Questo dipinto si avvicina allo stile impressionista, in cui vi è l'accostamento di macchie di colori puri e molto vivaci per delineare la città e gli elementi che la costituiscono. Non si tratta infatti di un quadro astratto, poiché l'intenzione dell'autore è stata quella di rappresentare una situazione precisa ed "esteriore": il tramonto del sole che cala su Mosca donando una particolare luce ai suoi palazzi, ai suoi grattaceli, alle ciminiere, ai ponti e agli edifici religiosi. Nel cielo si stagliano alcuni uccelli neri e uno splendido arcobaleno. Al centro si possono notare due figure, forse una coppia di innamorati, che contemplano la scena da una collinetta: quasi degli spettatori all'interno dell'opera stessa.

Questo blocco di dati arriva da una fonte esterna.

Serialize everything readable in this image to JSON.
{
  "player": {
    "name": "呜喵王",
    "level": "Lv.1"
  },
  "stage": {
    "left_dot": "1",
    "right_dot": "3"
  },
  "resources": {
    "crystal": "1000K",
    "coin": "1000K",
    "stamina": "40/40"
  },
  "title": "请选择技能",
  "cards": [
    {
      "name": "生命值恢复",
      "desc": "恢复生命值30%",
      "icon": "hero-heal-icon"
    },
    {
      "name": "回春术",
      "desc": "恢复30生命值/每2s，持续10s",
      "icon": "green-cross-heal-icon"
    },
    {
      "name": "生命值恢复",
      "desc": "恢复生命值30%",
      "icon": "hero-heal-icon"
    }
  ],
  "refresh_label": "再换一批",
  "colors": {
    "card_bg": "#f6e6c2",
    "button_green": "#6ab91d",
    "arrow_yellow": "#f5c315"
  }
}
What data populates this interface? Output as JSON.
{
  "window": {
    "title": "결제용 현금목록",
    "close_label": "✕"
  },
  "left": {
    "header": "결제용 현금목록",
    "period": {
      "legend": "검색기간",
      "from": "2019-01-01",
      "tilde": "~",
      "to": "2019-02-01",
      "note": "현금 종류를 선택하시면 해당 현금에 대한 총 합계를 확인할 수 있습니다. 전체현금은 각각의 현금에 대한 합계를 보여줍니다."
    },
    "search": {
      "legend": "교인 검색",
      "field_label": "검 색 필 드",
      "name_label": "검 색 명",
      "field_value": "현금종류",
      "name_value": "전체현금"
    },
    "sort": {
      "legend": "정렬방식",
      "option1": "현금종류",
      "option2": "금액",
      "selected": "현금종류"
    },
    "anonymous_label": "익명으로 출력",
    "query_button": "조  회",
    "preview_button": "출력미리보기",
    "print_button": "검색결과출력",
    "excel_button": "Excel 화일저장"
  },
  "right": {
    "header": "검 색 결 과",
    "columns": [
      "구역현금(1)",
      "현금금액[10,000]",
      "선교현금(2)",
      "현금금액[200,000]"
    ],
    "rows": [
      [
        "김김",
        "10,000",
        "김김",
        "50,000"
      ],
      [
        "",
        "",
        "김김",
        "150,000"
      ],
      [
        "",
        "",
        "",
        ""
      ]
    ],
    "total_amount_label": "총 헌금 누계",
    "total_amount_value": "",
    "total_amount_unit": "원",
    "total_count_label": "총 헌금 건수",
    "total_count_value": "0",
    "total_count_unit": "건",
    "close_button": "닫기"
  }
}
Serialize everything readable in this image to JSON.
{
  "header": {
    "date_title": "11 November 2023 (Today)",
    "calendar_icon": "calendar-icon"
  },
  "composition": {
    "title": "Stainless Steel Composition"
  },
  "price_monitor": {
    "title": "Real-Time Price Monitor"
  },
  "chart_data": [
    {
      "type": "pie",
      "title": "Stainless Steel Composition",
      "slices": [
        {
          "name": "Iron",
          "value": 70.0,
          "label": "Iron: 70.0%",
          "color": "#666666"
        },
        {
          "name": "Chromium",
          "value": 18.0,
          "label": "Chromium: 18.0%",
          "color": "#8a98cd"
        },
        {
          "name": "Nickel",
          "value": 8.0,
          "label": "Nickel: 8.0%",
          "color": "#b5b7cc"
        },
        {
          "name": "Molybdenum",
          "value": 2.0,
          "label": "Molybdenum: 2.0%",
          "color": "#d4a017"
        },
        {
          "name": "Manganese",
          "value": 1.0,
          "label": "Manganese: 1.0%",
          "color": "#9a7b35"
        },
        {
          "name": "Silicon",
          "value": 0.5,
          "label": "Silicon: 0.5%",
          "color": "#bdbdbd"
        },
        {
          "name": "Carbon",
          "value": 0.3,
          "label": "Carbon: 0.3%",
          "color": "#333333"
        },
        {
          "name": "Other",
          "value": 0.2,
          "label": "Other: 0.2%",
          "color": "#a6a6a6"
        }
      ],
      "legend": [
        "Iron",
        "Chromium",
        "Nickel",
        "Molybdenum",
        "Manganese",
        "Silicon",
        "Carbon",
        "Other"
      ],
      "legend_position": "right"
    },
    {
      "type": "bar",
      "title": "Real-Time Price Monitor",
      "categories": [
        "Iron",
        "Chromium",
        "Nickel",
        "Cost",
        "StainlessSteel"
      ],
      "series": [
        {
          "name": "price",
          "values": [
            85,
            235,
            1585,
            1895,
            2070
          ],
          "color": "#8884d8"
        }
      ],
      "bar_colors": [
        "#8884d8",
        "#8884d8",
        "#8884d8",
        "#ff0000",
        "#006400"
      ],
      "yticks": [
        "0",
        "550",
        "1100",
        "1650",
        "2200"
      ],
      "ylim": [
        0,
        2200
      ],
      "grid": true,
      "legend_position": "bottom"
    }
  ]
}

Se si osserva la tela nella sua globalità, se ne può individuare la costruzione: al centro vi è una zona più chiara e luminosa, mentre le estremità sono più scure. In particolare dagli angoli in alto sporgono degli ammassi di nuvole, da cui si dipartono dei raggi verso la zona centrale.

All'interno dell'area più chiara si trovano le due figure umane, circondate da un alone costituito prevalentemente da due colori: il giallo, che trasmette un'idea di positività ed energia, e il verde, che dà invece un senso di calma e pace. Secondo le indicazioni di Kandinskij, infatti, i colori sono in grado di suscitare delle emozioni nell'osservatore, e in questo dipinto suggeriscono gioia e vitalità.

L'esperienza del tramonto a Mosca segnerà profondamente il pittore russo, e resterà sempre tra i suoi ricordi più forti ed emozionanti, come egli afferma nell'autobiografia Sguardo al passato:


«Mosca si fonde in questo sole in una macchia che mette in vibrazione il nostro intimo, l'anima intera come una tuba impazzita. No, non è questa uniformità in rosso l'ora più bella! Essa è soltanto l'accordo finale della sinfonia che avviva intensamente ogni colore, che fa suonare Mosca come il fortissimo di un'orchestra gigantesca».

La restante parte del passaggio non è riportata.